Please note that tax, investment, pension and ISA rules can change and the information and any views contained in this article may now be inaccurate.
Flexible investment trusts can protect you against inflation
Moving up and down is hard-wired into the stock market but 2021 has, so far, been particularly volatile. Year-to-date the UK’s benchmark FTSE 100 index has on four occasions slumped around 2.5% in a single day, while twice ripping higher by similar-sized advances. Moves of more than 1% in either direction have become almost routine.
Most readers will know that the threat of surging inflation has held the key to these sudden jolts in stock markets, we have covered the topic multiple times in Shares.
Day traders may chase these short, sharp spikes up and down but most investors sensibly avoid trying to second guess the market’s mood. However it doesn’t hurt to equip your portfolio with the right tools to protect against volatility. This is where flexible investment trusts can really add value, typically putting your money to work across many different asset classes – bonds, gold, property say, in markets all over the world in one simple package.
In much the same way that open-ended multi-asset funds work, the idea of a flexible investment trust is to give you instant diversification by blending together different asset classes with a view to improving performance and managing risk.

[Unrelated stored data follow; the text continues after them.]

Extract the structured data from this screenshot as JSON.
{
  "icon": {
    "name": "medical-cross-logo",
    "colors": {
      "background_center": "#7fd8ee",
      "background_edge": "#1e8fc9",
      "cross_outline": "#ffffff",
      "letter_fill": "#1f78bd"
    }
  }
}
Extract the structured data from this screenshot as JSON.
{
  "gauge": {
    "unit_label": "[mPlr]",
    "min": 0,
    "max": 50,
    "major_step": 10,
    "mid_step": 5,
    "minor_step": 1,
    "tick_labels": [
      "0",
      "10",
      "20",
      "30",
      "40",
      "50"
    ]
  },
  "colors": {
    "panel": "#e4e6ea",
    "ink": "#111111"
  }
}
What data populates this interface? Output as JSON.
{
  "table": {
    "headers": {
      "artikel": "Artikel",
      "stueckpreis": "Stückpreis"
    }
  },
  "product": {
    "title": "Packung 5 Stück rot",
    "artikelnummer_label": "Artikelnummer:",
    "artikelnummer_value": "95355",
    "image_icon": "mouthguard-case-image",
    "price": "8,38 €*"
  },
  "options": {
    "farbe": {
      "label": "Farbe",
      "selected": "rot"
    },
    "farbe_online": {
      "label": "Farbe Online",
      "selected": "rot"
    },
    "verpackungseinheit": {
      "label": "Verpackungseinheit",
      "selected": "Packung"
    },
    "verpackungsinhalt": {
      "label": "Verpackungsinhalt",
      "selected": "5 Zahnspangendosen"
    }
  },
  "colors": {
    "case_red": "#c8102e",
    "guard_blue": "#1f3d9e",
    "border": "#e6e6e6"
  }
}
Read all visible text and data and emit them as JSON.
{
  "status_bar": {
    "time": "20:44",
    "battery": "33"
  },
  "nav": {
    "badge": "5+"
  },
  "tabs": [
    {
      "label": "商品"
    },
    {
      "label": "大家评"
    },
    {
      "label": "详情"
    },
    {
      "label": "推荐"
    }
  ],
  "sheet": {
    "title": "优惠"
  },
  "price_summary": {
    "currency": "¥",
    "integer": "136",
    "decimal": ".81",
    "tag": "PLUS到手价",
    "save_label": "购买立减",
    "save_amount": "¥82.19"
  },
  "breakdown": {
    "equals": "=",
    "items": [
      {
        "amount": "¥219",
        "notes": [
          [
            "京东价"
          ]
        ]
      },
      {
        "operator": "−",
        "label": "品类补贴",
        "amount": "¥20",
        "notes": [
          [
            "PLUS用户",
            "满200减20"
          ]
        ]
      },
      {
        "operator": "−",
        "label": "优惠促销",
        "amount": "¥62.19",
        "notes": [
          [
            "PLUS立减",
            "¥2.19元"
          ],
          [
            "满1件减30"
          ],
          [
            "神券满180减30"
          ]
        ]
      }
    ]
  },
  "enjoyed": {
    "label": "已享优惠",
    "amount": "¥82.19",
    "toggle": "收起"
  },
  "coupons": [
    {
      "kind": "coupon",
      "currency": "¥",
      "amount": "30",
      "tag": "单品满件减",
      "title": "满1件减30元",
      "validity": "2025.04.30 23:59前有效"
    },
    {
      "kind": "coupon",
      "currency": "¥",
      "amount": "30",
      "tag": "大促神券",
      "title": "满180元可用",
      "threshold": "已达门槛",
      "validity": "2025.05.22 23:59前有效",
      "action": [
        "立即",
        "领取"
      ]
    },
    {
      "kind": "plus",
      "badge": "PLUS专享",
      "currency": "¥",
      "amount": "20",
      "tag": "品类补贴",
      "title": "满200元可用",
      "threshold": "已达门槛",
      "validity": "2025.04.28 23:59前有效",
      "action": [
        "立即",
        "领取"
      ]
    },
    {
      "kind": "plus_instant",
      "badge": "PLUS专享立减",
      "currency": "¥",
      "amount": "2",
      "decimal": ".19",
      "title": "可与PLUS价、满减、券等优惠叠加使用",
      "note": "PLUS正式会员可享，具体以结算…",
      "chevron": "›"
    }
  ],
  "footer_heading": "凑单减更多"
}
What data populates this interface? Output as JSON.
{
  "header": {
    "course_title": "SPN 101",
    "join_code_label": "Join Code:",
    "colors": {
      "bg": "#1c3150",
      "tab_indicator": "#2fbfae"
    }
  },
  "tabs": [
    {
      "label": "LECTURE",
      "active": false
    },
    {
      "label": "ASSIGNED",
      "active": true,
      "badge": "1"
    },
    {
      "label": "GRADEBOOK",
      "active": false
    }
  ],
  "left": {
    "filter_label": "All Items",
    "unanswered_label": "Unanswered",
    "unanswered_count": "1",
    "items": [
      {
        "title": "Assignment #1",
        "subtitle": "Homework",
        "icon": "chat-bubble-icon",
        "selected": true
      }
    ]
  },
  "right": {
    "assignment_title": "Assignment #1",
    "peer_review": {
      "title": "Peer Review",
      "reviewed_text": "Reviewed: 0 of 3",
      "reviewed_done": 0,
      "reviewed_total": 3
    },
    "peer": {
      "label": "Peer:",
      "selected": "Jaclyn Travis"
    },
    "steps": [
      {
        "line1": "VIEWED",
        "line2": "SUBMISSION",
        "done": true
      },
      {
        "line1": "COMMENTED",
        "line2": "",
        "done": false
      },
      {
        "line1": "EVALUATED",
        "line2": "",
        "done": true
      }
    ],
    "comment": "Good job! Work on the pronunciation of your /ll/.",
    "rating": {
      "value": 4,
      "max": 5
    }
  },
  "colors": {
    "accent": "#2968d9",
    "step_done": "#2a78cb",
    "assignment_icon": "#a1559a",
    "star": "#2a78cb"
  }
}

Whereas most investment trusts are largely focused on equities, a flexible investment trust can hold substantial investments in things like corporate and government bonds, index-linked cash vehicles, illiquid income assets and even other funds, providing significant shelter for your money during periods of extreme unpredictability and protection for any income you may rely on.
‘Assets like commercial property, infrastructure and renewable energy can all offer a higher level of income,’ says the AIC (Association of Investment), the investment trusts industry body.
Take the flexible Capital Gearing Trust (CGT). It has the twin objective of preserving shareholders’ real wealth and achieving absolute total returns over the medium to longer term so its portfolio net is cast far and wide to provide returns and protection for shareholders.
The trust has less than 50% of its portfolio in funds and individual equities. About a quarter of assets are UK based and around 5% is in cash.
Compare that with, say, Lindsell Train Investment Trust (LTI), a popular choice with retail investors that mainly buys shares – 93.1% of assets are currently in stocks, based on AIC data.
This is spread over companies large and small and from all over the world, including many well-known names, like London Stock Exchange (LSE), consumer products groups Diageo (DGE) and Unilever (ULVR), plus Japanese computer games designer Nintendo and PayPal, the digital payments firm.
From a performance perspective, Lindsell Train wins hands down when markets have been relatively stable. However, in the year between May 2019 and 2020 it would have lost an investor a third of their money, mainly because of the huge uncertainty created by the Covid-19 outbreak. By contrast, over that same year period, Capital Gearing would not only have avoided losing you money, it would have made 3% for investors, continuing to outstrip the commensurate level of inflation.
That said, Capital Gearing’s annual average total return of 7.85% over the past five years falls far short of Lindsell Train’s 21.1%.
Craig Richardson, who is involved in running a small private fund, starting properly looking at investment trusts in 2018 when he decided to consolidate a company pension scheme into a SIPP that he could self-manage. Since then he has become a big fan of closed-end funds, and particularly of flexible investment trusts for both his SIPP and ISA.
Other examples of flexible trusts beyond Capital Gearing include RIT Capital Partners (RCP) and Caledonia Investments (CLDN), both originating from private family wealth fund, Personal Assets Trust (PAT) and BMO Managed Portfolio Growth Trust (BMPG), ‘an investment trust that invests largely in other investment trusts,’ Richardson points out.
For illustration, these five flexible trusts (if we include Capital Gearing) have combined for an average annual total return of 24.8% over the past three years, according to Winterflood data, smashing the dismal 0.68% equivalent performance of the FTSE 100 over the same time frame.
Thanks to their structure flexible trusts (and the wider investment trust universe) were useful for income seekers in 2020 when many corporate dividends were axed or postponed. Companies battening down their balance sheet hatches as the pandemic broke and they went into capital preservation overdrive.
During such times of stress, trusts are able to call on their reserves to protect investors from the worst effects of those dividend cuts.
‘Investment companies can hold back some income in good times to pay it out in leaner ones,’ says the AIC. ‘This means that investment companies can maintain or increase their dividends even at times when the companies they invest in are reducing theirs.’
For all the reasons discussed above flexible investment trusts could have a place as part of a retail investor’s overall portfolio, providing capital and income protection during a period when inflation risks and the continuing course of the Covid-19 pandemic are creating considerable uncertainty.